On Sun, Dec 31, 2023 at 10:51:25PM -0500, Paul M Foster wrote:
> Apparently, something was wrapping lines to
> about 75 characters, and putting an equals sign at the end of every line
> which had been wrapped.

This is "quoted-printable" encoding.  You need to use a properly decoded
version of the file, rather than the raw text.[1]

> As a solution, I took that email from my mutt mail file and stripped out
> all the headers and non-HTML content. Then I fed that to my browser.
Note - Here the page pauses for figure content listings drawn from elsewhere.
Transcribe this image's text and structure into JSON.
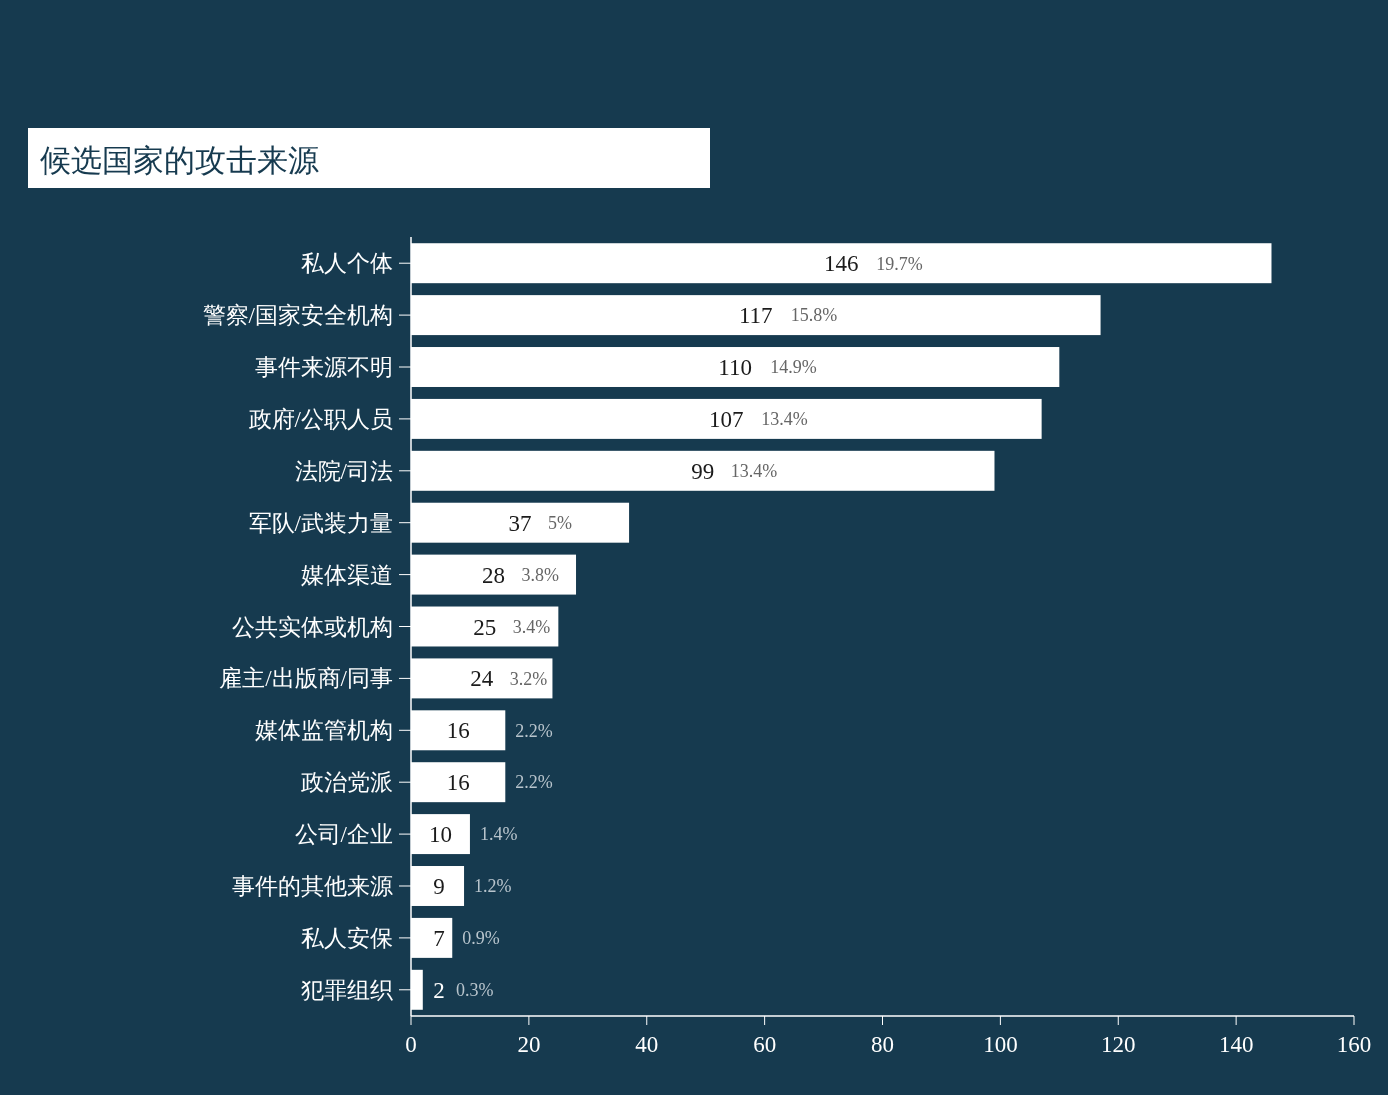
{
  "chart_data": {
    "type": "bar",
    "orientation": "horizontal",
    "title": "候选国家的攻击来源",
    "categories": [
      "私人个体",
      "警察/国家安全机构",
      "事件来源不明",
      "政府/公职人员",
      "法院/司法",
      "军队/武装力量",
      "媒体渠道",
      "公共实体或机构",
      "雇主/出版商/同事",
      "媒体监管机构",
      "政治党派",
      "公司/企业",
      "事件的其他来源",
      "私人安保",
      "犯罪组织"
    ],
    "values": [
      146,
      117,
      110,
      107,
      99,
      37,
      28,
      25,
      24,
      16,
      16,
      10,
      9,
      7,
      2
    ],
    "annotations": [
      "19.7%",
      "15.8%",
      "14.9%",
      "13.4%",
      "13.4%",
      "5%",
      "3.8%",
      "3.4%",
      "3.2%",
      "2.2%",
      "2.2%",
      "1.4%",
      "1.2%",
      "0.9%",
      "0.3%"
    ],
    "data_labels": true,
    "color": "#ffffff",
    "xlim": [
      0,
      160
    ],
    "xticks": [
      0,
      20,
      40,
      60,
      80,
      100,
      120,
      140,
      160
    ],
    "grid": false
  }
}
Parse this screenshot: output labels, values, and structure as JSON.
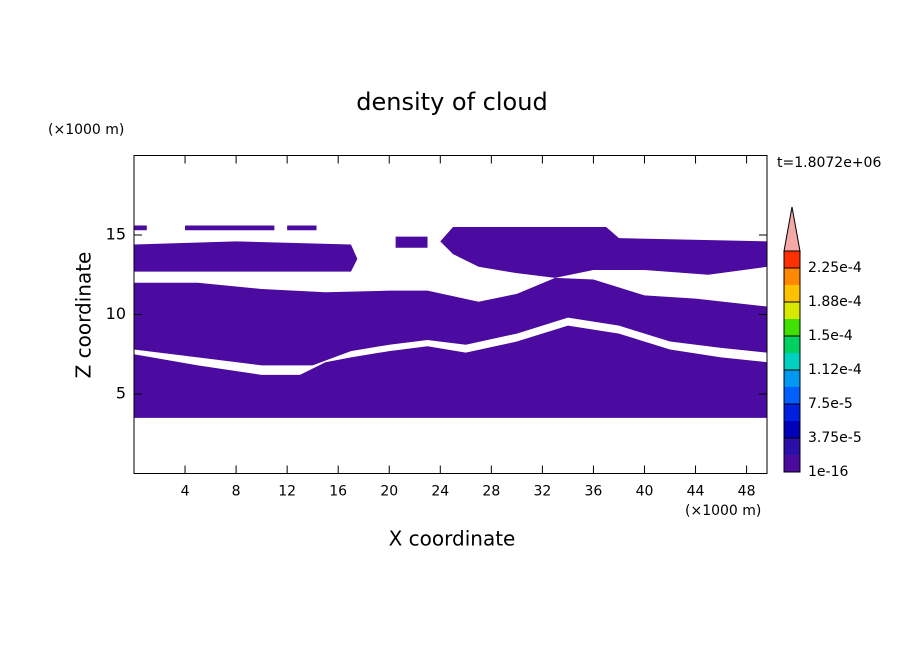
{
  "chart_data": {
    "type": "contour",
    "title": "density of cloud",
    "xlabel": "X coordinate",
    "ylabel": "Z coordinate",
    "x_unit": "(×1000 m)",
    "y_unit": "(×1000 m)",
    "annotation": "t=1.8072e+06",
    "xlim": [
      0,
      49.6
    ],
    "ylim": [
      0,
      20
    ],
    "xticks": [
      4,
      8,
      12,
      16,
      20,
      24,
      28,
      32,
      36,
      40,
      44,
      48
    ],
    "yticks": [
      5,
      10,
      15
    ],
    "color": "#4b0aa0",
    "regions": [
      {
        "x": [
          0,
          49.6,
          49.6,
          46,
          42,
          38,
          34,
          30,
          26,
          23,
          20,
          17,
          15,
          13,
          10,
          5,
          0
        ],
        "z": [
          3.5,
          3.5,
          7,
          7.3,
          7.8,
          8.8,
          9.3,
          8.3,
          7.6,
          8,
          7.7,
          7.3,
          7,
          6.2,
          6.2,
          6.8,
          7.5
        ]
      },
      {
        "x": [
          0,
          5,
          10,
          14,
          17,
          20,
          23,
          26,
          30,
          34,
          38,
          42,
          46,
          49.6,
          49.6,
          44,
          40,
          36,
          33,
          30,
          27,
          23,
          20,
          15,
          10,
          5,
          0
        ],
        "z": [
          7.8,
          7.3,
          6.8,
          6.8,
          7.7,
          8.1,
          8.4,
          8.1,
          8.8,
          9.8,
          9.3,
          8.3,
          7.9,
          7.6,
          10.5,
          11,
          11.2,
          12.2,
          12.3,
          11.3,
          10.8,
          11.5,
          11.5,
          11.4,
          11.6,
          12,
          12
        ]
      },
      {
        "x": [
          0,
          17,
          17.5,
          17,
          8,
          0
        ],
        "z": [
          12.7,
          12.7,
          13.5,
          14.4,
          14.6,
          14.4
        ]
      },
      {
        "x": [
          24,
          25,
          37,
          38,
          49.6,
          49.6,
          45,
          40,
          36,
          33,
          30,
          27,
          25
        ],
        "z": [
          14.6,
          15.5,
          15.5,
          14.8,
          14.6,
          13,
          12.5,
          12.8,
          12.8,
          12.3,
          12.6,
          13,
          13.8
        ]
      },
      {
        "x": [
          0,
          1,
          1,
          0
        ],
        "z": [
          15.3,
          15.3,
          15.6,
          15.6
        ]
      },
      {
        "x": [
          4,
          11,
          11,
          4
        ],
        "z": [
          15.3,
          15.3,
          15.6,
          15.6
        ]
      },
      {
        "x": [
          12,
          14.3,
          14.3,
          12
        ],
        "z": [
          15.3,
          15.3,
          15.6,
          15.6
        ]
      },
      {
        "x": [
          20.5,
          23,
          23,
          20.5
        ],
        "z": [
          14.2,
          14.2,
          14.9,
          14.9
        ]
      }
    ],
    "colorbar": {
      "clim": [
        0,
        0.00024375
      ],
      "ticks": [
        {
          "value": 1e-16,
          "label": "1e-16"
        },
        {
          "value": 3.75e-05,
          "label": "3.75e-5"
        },
        {
          "value": 7.5e-05,
          "label": "7.5e-5"
        },
        {
          "value": 0.0001125,
          "label": "1.12e-4"
        },
        {
          "value": 0.00015,
          "label": "1.5e-4"
        },
        {
          "value": 0.0001875,
          "label": "1.88e-4"
        },
        {
          "value": 0.000225,
          "label": "2.25e-4"
        }
      ],
      "colors": [
        "#4b0aa0",
        "#2a10a8",
        "#0000b8",
        "#0020e0",
        "#0060ff",
        "#0098f0",
        "#00d0c0",
        "#00d060",
        "#40e000",
        "#d8e800",
        "#ffc000",
        "#ff8800",
        "#ff3000"
      ],
      "extend_color": "#f4a8a8"
    }
  }
}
If you received a correctly formatted email, it should contain one or more
parts, each of which is identified by a MIME Content-Type.  Pressing 'v'
while reading the message takes you to a page which shows you the parts
in a tree form.

Use the arrow keys to select the part you want to save (in this case, the
text/html one), and then save it to a file.  I use "foo.html" usually,
and just overwrite foo.html every time.

Have your browser load THAT file.

[1] The SMTP standard requires all transmitted lines to be 1000 characters
    or less, and to contain only 7-bit ASCII characters.  Therefore, any
    content which doesn't conform to these restrictions has to be encoded.
    The two choices for encoding are quoted-printable, and base64.
    Quoted-printable is nearly human-readable, and is more efficient if
    there are relatively few 8-bit characters or long lines, so it's
    a common choice.  Some MUAs will use q-p even on files that don't
    *strictly* need it, just in case.